FLASH BANG WALLOP..
This 1963 show – based loosely on H.G.Wells’ semiautobiographical KIPPS – was originally a vehicle for Tommy Steele. And there were moments, as curly-haired young Charlie Stemp capered, frolicked, twirled, grinned with a whole keyboard of gleaming teeth and strummed a manic banjo, when I thought “Help! Some bastard has gone and cloned Tommy Steele. Where will this end?”.
For the part of Arthur Kipps, humble draper’s assistant who comes into money and nearly marries a posh girl, is pure quintessence of Steele in bad ways as well as good. Agile, likeable, fizzing with energy but shallow as a saucer. Becoming rich by inheritance, he forgets the childhood sweetheart to whom he gave half a broken sixpence as a boyish love-token, proposes to a posh and controlling girl whose family only want his money, realizes his mistake enough to be glad when the money’s embezzled, and returns to his old love. And that’s it.
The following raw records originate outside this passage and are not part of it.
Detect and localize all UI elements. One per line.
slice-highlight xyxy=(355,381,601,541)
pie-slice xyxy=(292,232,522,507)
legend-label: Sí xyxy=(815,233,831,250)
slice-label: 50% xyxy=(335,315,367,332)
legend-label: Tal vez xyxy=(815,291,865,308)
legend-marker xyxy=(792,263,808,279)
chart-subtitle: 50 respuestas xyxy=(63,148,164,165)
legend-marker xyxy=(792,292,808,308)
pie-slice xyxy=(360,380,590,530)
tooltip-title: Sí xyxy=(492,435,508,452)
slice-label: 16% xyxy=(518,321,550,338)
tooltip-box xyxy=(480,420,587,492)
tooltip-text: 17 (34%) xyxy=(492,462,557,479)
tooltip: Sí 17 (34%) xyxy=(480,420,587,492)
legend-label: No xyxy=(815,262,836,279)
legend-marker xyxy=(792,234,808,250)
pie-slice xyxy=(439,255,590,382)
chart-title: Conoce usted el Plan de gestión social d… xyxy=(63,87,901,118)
The original work by Beverley Cross and David Heneker has been tweaked as to story by Julian Fellowes, the go-to man on Edwardian snobbery, with some new and revamped songs by Stiles and Drewe and loving oversight by Cameron Mackintosh. Immense fun has been had with the design by Paul Brown – an elegant diorama revealing English Edwardiana dripping with atmosphere whether in chandeliered drawing-room or ‘umble pub . Even wilder fun rules the choreography by Andrew Wright, which particularly in the second half is exhilaratingly witty. There’s a tremendous set-piece musical evening in which a nicely dreary bassoon solo by Lady Dacre morphs, with crazed psychological improbability, into a wild mass percussion event in bustles, led by Kipps on the banjo and culminating with the butler swinging from the chandelier. And of course the flash-bang-wallop wedding photo number ends it with dazzling precision and proper joy.
But for all Stemp’s valiant effort at character as the deluded hero, despite Devon-Elise Johnson as his beloved Ann (she has one fine moment of invective which got a small cheer), plus a dignified bland Emma Williams as posh Helen, the thinness of the story makes it un-engaging. Certainly it feels oddly dated, and devoid of the emotional kick we are used to in musicals all the way from Showboat to Sweeney Todd and Gipsy, and indeed Bend it like Beckham and Mrs Henderson Presents. Musicals can deliver a visceral, engaging, breath-holding thump but this one, overpacked with big numbers following relentlessly boom-bang-a-thump on one another’s heels carries you no further than foot-tapping and technical admiration. And there are some hellishly embarrassing lines illustrating Kipps’ social gaucheness: really, nobody on a public stage in 2016 should have to perform exchanges like “I suppose you like Bernini” “I don’t drink much”.
It would have been possible to drop a meaningless song or two to give us a lot more of Jane How’s magisterial Lady Punnet and Alex Hope’s Sid the Socialist (very HG Wells, but perhaps not very Fellowes). And I could have taken a great deal more of Ian Bartholomew’s bohemian actor-playwright Chitterlow, who beneath some very Donald Trump hair plays it genuinely funny with sparks of real eccentricity. It just needs something to throw a hook into our hearts, or at least our funnybones. But it’s fun, it’s vigorous, and the choreography and band are great. And Stemp is a real find. If you’d never seen a musical, it might dazzle.